0A superior book. . . . Many readers will be surprised to see that today's arguments about history education follow the culture wars that go back to almost the beginning of the republic. Moreau's writing is engaging, with brilliant flashes of insight, as well as balance and wit.
-Gary B. Nash, Director of the National Center for History in the Schools
Taking Frances FitzGerald's textbook study
America Revised as a point of departure, Joseph Moreau in
Schoolbook Nation challenges FitzGerald's premise that the 1960s were the beginning of the end of the glory days of American history education.
Moreau recounts how in the late twentieth century, cultural commentators such as historian Arthur Schlesinger Jr. and politician Newt Gingrich preached that a new identity crisis had shaken American history in the sixties, and that the grand unified view of our past had given way to various interest groups, who dismantled the old national narrative while demanding a more inclusive curriculum for their children.

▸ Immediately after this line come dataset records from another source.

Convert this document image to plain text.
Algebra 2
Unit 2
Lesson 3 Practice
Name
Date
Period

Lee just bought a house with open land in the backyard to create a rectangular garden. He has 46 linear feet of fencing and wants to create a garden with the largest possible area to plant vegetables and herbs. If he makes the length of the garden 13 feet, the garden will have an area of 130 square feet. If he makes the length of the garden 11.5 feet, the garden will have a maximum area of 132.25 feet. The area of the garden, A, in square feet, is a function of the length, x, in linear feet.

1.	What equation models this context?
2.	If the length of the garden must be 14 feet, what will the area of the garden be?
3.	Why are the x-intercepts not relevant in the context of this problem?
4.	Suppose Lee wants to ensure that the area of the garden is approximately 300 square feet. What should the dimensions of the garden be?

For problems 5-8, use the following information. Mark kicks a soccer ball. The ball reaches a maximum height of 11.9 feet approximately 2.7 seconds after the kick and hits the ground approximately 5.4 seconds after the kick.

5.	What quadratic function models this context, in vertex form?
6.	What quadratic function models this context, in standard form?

Moreau discovered, however, that American history, while grand, has never been unified. Delving into more than 100 history books from the last 150 years, the author reveals that the efforts of pressure groups to influence the history curriculum are nearly as old as the mustiest textbook. For those who would influence textbooks and teaching-Protestant elites in the 1870s, Irish-Americans in the 1920s, and conservative politicians today-the sky has always been falling, according to Moreau.
Schoolbook Nation offers a history lesson of its own: when the story of the past is written or rewritten, truth is often a victim. With its comprehensive treatment of the subjects of honesty and politics in the teaching of history, this is an essential book on the side of truth in a complex debate.